Authors: Leonie Dudda, Eva Kormann, Magdalena Kozula, Nicholas J. DeVito, Thomas Klebe, Ayu P.M. Dewi, René Spijker, Inge Stegeman, Veerle Van den Eynden, Tony Ross-Hellauer, Mariska M.G. Leeflang
Abstract: Obtained from CrossRef
Various interventions – especially those related to open science – have been proposed to improve the reproducibility and replicability of scientific research. To assess whether and which interventions have been formally tested for their effectiveness in improving reproducibility and replicability, we conducted a scoping review of the literature on interventions to improve reproducibility. We systematically searched Medline, Embase, Web of Science, PsycINFO, Scopus and Eric, on August 18, 2023. Grey literature was requested from experts in the fields of reproducibility and open science. Any study empirically evaluating the effectiveness of interventions aimed at improving the reproducibility or replicability of scientific methods and findings was included. An intervention could be any action taken by either individual researchers or scientific institutions (e.g., research institutes, publishers and funders). We summarized the retrieved evidence narratively and in an evidence gap map. Of the 104 distinct studies we included, 15 directly measured the effect of an intervention on reproducibility or replicability, while the other research questions addressed a proxy outcome that might be expected to increase reproducibility or replicability, such as data sharing, methods transparency or preregistration. Thirty research questions within included studies were non-comparative and 27 were comparative but cross-sectional, precluding any causal inference. Possible limitations of our review may be the search and selection strategy, which was done by a large team including researchers from different disciplines and different expertise levels.
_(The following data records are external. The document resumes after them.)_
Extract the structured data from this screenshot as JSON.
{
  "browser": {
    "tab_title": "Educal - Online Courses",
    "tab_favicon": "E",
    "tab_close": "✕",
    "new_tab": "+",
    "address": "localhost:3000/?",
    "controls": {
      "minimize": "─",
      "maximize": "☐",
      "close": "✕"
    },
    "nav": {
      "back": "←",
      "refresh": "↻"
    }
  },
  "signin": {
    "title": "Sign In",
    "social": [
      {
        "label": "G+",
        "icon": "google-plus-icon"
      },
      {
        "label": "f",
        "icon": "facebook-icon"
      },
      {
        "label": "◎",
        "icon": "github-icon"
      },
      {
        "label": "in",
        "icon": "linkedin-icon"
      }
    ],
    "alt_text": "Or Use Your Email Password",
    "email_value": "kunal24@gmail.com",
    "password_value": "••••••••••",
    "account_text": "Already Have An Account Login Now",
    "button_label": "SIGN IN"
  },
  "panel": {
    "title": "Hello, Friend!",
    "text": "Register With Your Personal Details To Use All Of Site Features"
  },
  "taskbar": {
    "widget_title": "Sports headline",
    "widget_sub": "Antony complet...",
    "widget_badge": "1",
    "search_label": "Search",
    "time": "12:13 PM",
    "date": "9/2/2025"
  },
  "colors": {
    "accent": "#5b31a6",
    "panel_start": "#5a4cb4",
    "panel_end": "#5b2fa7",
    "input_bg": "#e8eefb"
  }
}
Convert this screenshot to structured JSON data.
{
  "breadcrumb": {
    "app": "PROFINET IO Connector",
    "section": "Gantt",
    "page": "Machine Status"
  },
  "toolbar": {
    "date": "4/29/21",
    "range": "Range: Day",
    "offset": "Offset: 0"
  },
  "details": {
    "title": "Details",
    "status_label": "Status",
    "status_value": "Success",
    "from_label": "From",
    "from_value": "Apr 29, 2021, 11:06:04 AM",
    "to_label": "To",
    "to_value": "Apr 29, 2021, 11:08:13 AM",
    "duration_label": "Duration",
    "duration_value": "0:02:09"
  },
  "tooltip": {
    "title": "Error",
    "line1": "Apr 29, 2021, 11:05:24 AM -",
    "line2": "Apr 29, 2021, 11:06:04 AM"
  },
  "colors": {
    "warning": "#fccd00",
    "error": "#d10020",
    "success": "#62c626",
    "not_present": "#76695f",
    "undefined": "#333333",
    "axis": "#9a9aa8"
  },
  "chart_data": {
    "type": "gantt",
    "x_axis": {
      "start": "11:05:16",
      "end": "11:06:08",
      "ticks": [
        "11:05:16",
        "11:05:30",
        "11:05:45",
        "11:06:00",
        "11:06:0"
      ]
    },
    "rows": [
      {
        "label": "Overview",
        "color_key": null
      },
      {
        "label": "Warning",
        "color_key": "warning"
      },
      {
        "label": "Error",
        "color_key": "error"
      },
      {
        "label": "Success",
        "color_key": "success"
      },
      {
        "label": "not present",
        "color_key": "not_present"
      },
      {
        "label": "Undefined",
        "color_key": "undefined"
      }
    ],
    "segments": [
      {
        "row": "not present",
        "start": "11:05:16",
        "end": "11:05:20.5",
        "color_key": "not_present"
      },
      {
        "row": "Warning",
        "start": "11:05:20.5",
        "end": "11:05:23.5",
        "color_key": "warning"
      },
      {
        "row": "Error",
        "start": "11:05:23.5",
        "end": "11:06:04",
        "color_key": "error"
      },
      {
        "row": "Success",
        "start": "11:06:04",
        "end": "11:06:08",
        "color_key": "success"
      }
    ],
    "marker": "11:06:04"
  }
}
Despite studies investigating a range of interventions and addressing various outcomes, our findings indicate that in general the evidence-base for which various interventions to improve reproducibility of research remains remarkably limited in many respects.
Certificate identifier: 2024-004
Codechecker name: Sam Langton
Time of codecheck: 2024-08-01 10:00:00
Repository: https://github.com/codecheckers/scope
Codecheck report: https://doi.org/10.5281/zenodo.13364677
Summary:
Codecheck performed on two .qmd files containing R code from a public GitHub repository for a scoping review pre-print.